Le maire de Dandé, Yacouba Zerbo, soutient avoir traité avec les vrais propriétaires terriens. « Ce sont eux qui nous ont montré l’espace et l’ont même délimité pour nous. C’est avec eux que nous avons aussi signé l’acte de cession ». Le maire affirme que plusieurs rencontres ont eu lieu avec les populations et même dans les quartiers autochtones sans résistance. Du moins, il dit avoir expliqué à ses populations que le lotissement a été initié pour régler les problèmes créés par le premier lotissement de Dandé. « Nous avons mis en place un comité chargé de faire le point du premier lotissement. Le comité a détecté de nombreux problèmes. Il y a des gens qui ont des quittances mais n’ont pas de parcelles. D’autres sont sur des voies qu’il faut déplacer. Plus de 500 personnes sont concernées. Nous avons, en accord avec le conseil municipal, fait ce lotissement qui est en fait une extension pour reloger tous ceux qui ont été lésés pendant ce premier lotissement. Je ne comprends donc pas le préalable fixé par certains habitants. Le dossier a été transmis avec tous les avis techniques au ministère de tutelle qui nous a autorisés à faire le lotissement», clarifie le maire Zerbo. Un arrêté conjoint du ministère en charge de l’urbanisme et de l’habitat, et de celui de l’Administration territoriale, en date du 15 décembre 2020, autorise ainsi la mairie à faire le lotissement. Il est précisé dans l’autorisation que la superficie à lotir est de 200 hectares. 150 ha sont réservés aux parcelles et 50 ha aux infrastructures socioéducatives, aux routes et aux réserves foncières. La superficie des parcelles est fixée à 240 m2.
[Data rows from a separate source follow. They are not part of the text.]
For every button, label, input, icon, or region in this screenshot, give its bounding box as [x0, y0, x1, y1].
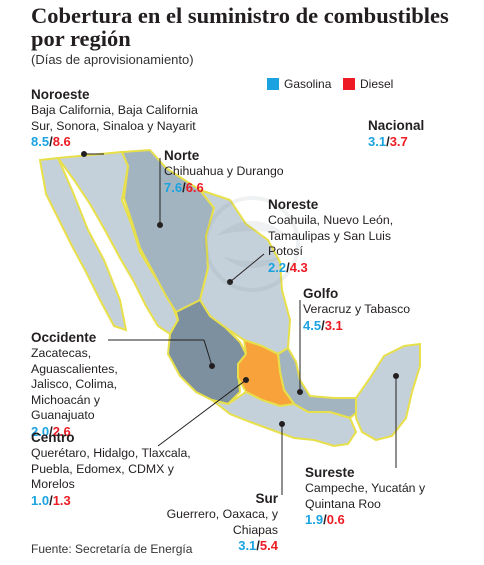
- source-note: Fuente: Secretaría de Energía: [31, 542, 193, 556]
- centro-name: Centro: [31, 430, 75, 445]
- dot-sureste: [393, 373, 399, 379]
- dot-golfo: [297, 389, 303, 395]
- noreste-diesel: 4.3: [289, 259, 308, 275]
- golfo-diesel: 3.1: [324, 317, 343, 333]
- page-title: Cobertura en el suministro de combustibl…: [31, 3, 449, 51]
- noreste-values: 2.2/4.3: [268, 259, 308, 275]
- leader-centro: [157, 379, 247, 447]
- label-occidente: Occidente Zacatecas, Aguascalientes, Jal…: [31, 330, 151, 440]
- dot-noreste: [227, 279, 233, 285]
- region-shape-sur: [211, 390, 358, 448]
- golfo-states: Veracruz y Tabasco: [303, 302, 411, 316]
- noroeste-values: 8.5/8.6: [31, 134, 71, 149]
- dot-sur: [279, 421, 285, 427]
- golfo-values: 4.5/3.1: [303, 317, 343, 333]
- occidente-diesel: 2.6: [52, 423, 71, 439]
- label-nacional: Nacional 3.1/3.7: [368, 118, 424, 150]
- norte-states: Chihuahua y Durango: [164, 164, 284, 178]
- norte-values: 7.6/6.6: [164, 179, 204, 195]
- nacional-diesel: 3.7: [389, 134, 408, 149]
- norte-name: Norte: [164, 148, 200, 163]
- sur-name: Sur: [255, 491, 278, 506]
- sureste-name: Sureste: [305, 465, 355, 480]
- diesel-swatch: [343, 78, 355, 90]
- label-centro: Centro Querétaro, Hidalgo, Tlaxcala, Pue…: [31, 430, 206, 509]
- occidente-states: Zacatecas, Aguascalientes, Jalisco, Coli…: [31, 346, 118, 422]
- sur-values: 3.1/5.4: [238, 538, 278, 553]
- noroeste-states: Baja California, Baja California Sur, So…: [31, 103, 198, 133]
- noroeste-name: Noroeste: [31, 87, 90, 102]
- sureste-gasolina: 1.9: [305, 512, 324, 527]
- sureste-diesel: 0.6: [326, 512, 345, 527]
- dot-noroeste: [81, 151, 87, 157]
- sur-states: Guerrero, Oaxaca, y Chiapas: [166, 507, 278, 537]
- centro-states: Querétaro, Hidalgo, Tlaxcala, Puebla, Ed…: [31, 446, 191, 491]
- noreste-name: Noreste: [268, 197, 319, 212]
- legend-diesel-label: Diesel: [360, 77, 394, 91]
- watermark-emblem: [204, 196, 300, 292]
- noreste-gasolina: 2.2: [268, 259, 287, 275]
- legend-diesel: Diesel: [343, 77, 393, 91]
- nacional-name: Nacional: [368, 118, 425, 133]
- norte-gasolina: 7.6: [164, 179, 183, 195]
- sureste-values: 1.9/0.6: [305, 512, 345, 527]
- centro-diesel: 1.3: [52, 492, 71, 508]
- label-sur: Sur Guerrero, Oaxaca, y Chiapas 3.1/5.4: [158, 491, 278, 554]
- sureste-states: Campeche, Yucatán y Quintana Roo: [305, 481, 426, 511]
- golfo-gasolina: 4.5: [303, 317, 322, 333]
- norte-diesel: 6.6: [185, 179, 204, 195]
- nacional-gasolina: 3.1: [368, 134, 387, 149]
- legend-gasolina-label: Gasolina: [284, 77, 332, 91]
- sur-gasolina: 3.1: [238, 538, 257, 553]
- golfo-name: Golfo: [303, 286, 339, 301]
- page-subtitle: (Días de aprovisionamiento): [31, 52, 194, 67]
- label-noreste: Noreste Coahuila, Nuevo León, Tamaulipas…: [268, 197, 418, 276]
- centro-values: 1.0/1.3: [31, 492, 71, 508]
- region-shape-baja: [38, 156, 128, 332]
- occidente-values: 2.0/2.6: [31, 423, 71, 439]
- label-noroeste: Noroeste Baja California, Baja Californi…: [31, 87, 201, 150]
- label-sureste: Sureste Campeche, Yucatán y Quintana Roo…: [305, 465, 455, 528]
- legend-gasolina: Gasolina: [267, 77, 331, 91]
- leader-occidente-2: [203, 339, 213, 367]
- leader-noreste: [229, 253, 265, 283]
- occidente-name: Occidente: [31, 330, 97, 345]
- noreste-states: Coahuila, Nuevo León, Tamaulipas y San L…: [268, 213, 394, 258]
- dot-occidente: [209, 363, 215, 369]
- centro-gasolina: 1.0: [31, 492, 50, 508]
- label-golfo: Golfo Veracruz y Tabasco 4.5/3.1: [303, 286, 453, 334]
- occidente-gasolina: 2.0: [31, 423, 50, 439]
- sur-diesel: 5.4: [259, 538, 278, 553]
- gasolina-swatch: [267, 78, 279, 90]
- dot-centro: [243, 377, 249, 383]
- nacional-values: 3.1/3.7: [368, 134, 408, 149]
- noroeste-diesel: 8.6: [52, 134, 71, 149]
- noroeste-gasolina: 8.5: [31, 134, 50, 149]
- label-norte: Norte Chihuahua y Durango 7.6/6.6: [164, 148, 304, 196]
- region-shape-occidente: [166, 298, 248, 406]
- region-shape-sureste: [355, 342, 421, 442]
- dot-norte: [157, 222, 163, 228]
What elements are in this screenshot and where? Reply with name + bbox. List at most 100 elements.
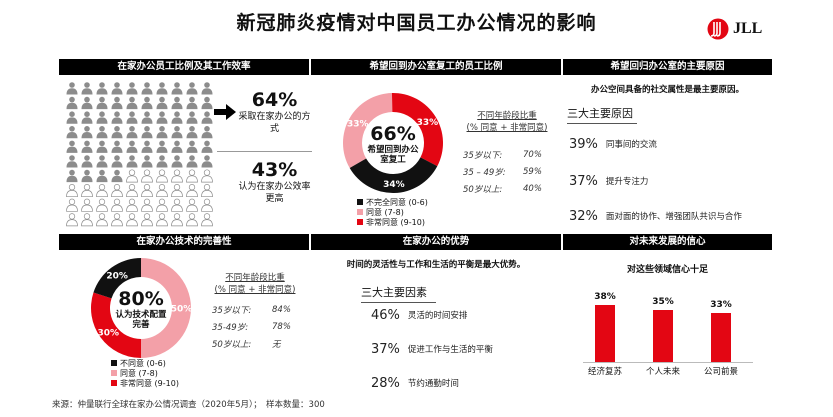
person-icon	[111, 140, 123, 153]
person-icon	[171, 169, 183, 183]
advantages-summary: 时间的灵活性与工作和生活的平衡是最大优势。	[346, 260, 526, 270]
donut-segment	[93, 258, 141, 299]
panel-header: 对未来发展的信心	[563, 234, 772, 250]
panel-future-confidence: 对未来发展的信心 对这些领域信心十足 38% 经济复苏 35% 个人未来 33% 公司前景	[563, 234, 772, 394]
legend-item: 不完全同意 (0-6)	[357, 197, 428, 207]
person-icon	[111, 126, 123, 139]
panel-return-office: 希望回到办公室复工的员工比例 33% 33% 34% 66% 希望回到办公室复工 不…	[311, 59, 561, 231]
donut-segment	[90, 292, 141, 358]
person-icon	[126, 96, 138, 110]
person-icon	[111, 184, 123, 198]
person-icon	[66, 169, 78, 183]
person-icon	[111, 111, 123, 124]
person-icon	[66, 155, 78, 168]
person-icon	[126, 82, 138, 95]
person-icon	[96, 82, 108, 95]
person-icon	[201, 96, 213, 110]
jll-logo-icon	[707, 18, 729, 40]
bar-value-label: 35%	[652, 296, 674, 307]
person-icon	[81, 198, 93, 212]
jll-logo: JLL	[707, 18, 762, 40]
reason-item: 37% 提升专注力	[569, 173, 649, 189]
bar-category-label: 经济复苏	[587, 367, 622, 377]
chart-title: 对这些领域信心十足	[626, 265, 708, 275]
donut-segment-label: 20%	[106, 272, 128, 282]
person-icon	[186, 96, 198, 110]
person-icon	[126, 126, 138, 139]
person-icon	[201, 169, 213, 183]
panel-wfh-ratio: 在家办公员工比例及其工作效率 64% 采取在家办公的方式 43% 认为在家办公效…	[59, 59, 312, 231]
person-icon	[66, 140, 78, 153]
legend-item: 不同意 (0-6)	[111, 358, 179, 368]
person-icon	[171, 96, 183, 110]
panel-header: 在家办公技术的完善性	[59, 234, 309, 250]
person-icon	[66, 82, 78, 95]
advantage-item: 28% 节约通勤时间	[371, 375, 459, 391]
panel-tech-readiness: 在家办公技术的完善性 50% 30% 20% 80% 认为技术配置完善 不同意 (0…	[59, 234, 309, 394]
arrow-right-icon	[214, 104, 236, 120]
donut-segment	[343, 93, 393, 168]
person-icon	[186, 155, 198, 168]
person-icon	[201, 184, 213, 198]
person-icon	[96, 213, 108, 227]
person-icon	[171, 126, 183, 139]
person-icon	[126, 111, 138, 124]
person-icon	[201, 126, 213, 139]
donut-segment	[349, 157, 438, 193]
person-icon	[186, 140, 198, 153]
age-row: 35岁以下: 84%	[212, 304, 291, 316]
person-icon	[81, 82, 93, 95]
panel-header: 希望回到办公室复工的员工比例	[311, 59, 561, 75]
jll-logo-text: JLL	[733, 20, 763, 37]
person-icon	[111, 213, 123, 227]
bar-category-label: 个人未来	[645, 367, 680, 377]
person-icon	[156, 213, 168, 227]
confidence-bar-chart: 38% 经济复苏 35% 个人未来 33% 公司前景	[563, 234, 772, 394]
person-icon	[126, 140, 138, 153]
age-row: 35-49岁: 78%	[212, 321, 291, 333]
person-icon	[186, 213, 198, 227]
person-icon	[81, 155, 93, 168]
person-icon	[66, 198, 78, 212]
efficiency-label: 认为在家办公效率更高	[238, 182, 311, 204]
person-icon	[126, 198, 138, 212]
tech-readiness-donut: 50% 30% 20%	[90, 258, 192, 358]
person-icon	[66, 111, 78, 124]
legend-item: 同意 (7-8)	[111, 368, 179, 378]
person-icon	[141, 213, 153, 227]
person-icon	[171, 82, 183, 95]
person-icon	[126, 155, 138, 168]
advantage-item: 46% 灵活的时间安排	[371, 307, 468, 323]
age-subtitle: (% 同意 + 非常同意)	[214, 285, 296, 295]
person-icon	[156, 82, 168, 95]
person-icon	[141, 111, 153, 124]
person-icon	[96, 155, 108, 168]
donut-segment-label: 33%	[347, 120, 369, 130]
person-icon	[171, 213, 183, 227]
person-icon	[111, 96, 123, 110]
person-icon	[186, 126, 198, 139]
person-icon	[96, 169, 108, 183]
age-subtitle: (% 同意 + 非常同意)	[466, 123, 548, 133]
person-icon	[171, 140, 183, 153]
page-title: 新冠肺炎疫情对中国员工办公情况的影响	[236, 12, 597, 34]
donut-segment	[141, 258, 191, 358]
person-icon	[186, 169, 198, 183]
bar-value-label: 38%	[594, 292, 616, 302]
person-icon	[96, 198, 108, 212]
person-icon	[186, 198, 198, 212]
person-icon	[111, 198, 123, 212]
person-icon	[96, 96, 108, 110]
donut-center-label: 认为技术配置完善	[115, 310, 167, 330]
person-icon	[156, 96, 168, 110]
age-row: 35 – 49岁: 59%	[463, 166, 542, 178]
person-icon	[141, 140, 153, 153]
person-icon	[81, 111, 93, 124]
person-icon	[141, 198, 153, 212]
person-icon	[156, 184, 168, 198]
person-icon	[201, 155, 213, 168]
person-icon	[201, 198, 213, 212]
person-icon	[111, 82, 123, 95]
person-icon	[96, 126, 108, 139]
donut-segment-label: 34%	[383, 180, 405, 190]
« Les 200 ha sont même insuffisants. Nous avons des problèmes pour satisfaire tout le monde. Nous avons voulu 400 hectares mais le ministère nous a accordé 200 », a souligné le maire Yacouba Zerbo. Il soutient avoir échangé avec toutes les parties prenantes et quatre parcelles par hectare seront attribuées aux exploitants recensés sur l’espace délimité. Des tickets ont été remis à ces derniers et ils seront dédommagés en fonction de la superficie de leurs terrains, à entendre le bourgmestre de Dandé. Il a invité les populations à s’approcher de la mairie pour avoir toutes les informations relatives à ce lotissement dont l’objectif, selon lui, est de régler d’abord les problèmes. D’autres rencontres seront organisées avec les différents protagonistes pour tenter d’accorder les violons, à en croire Yacouba Zerbo.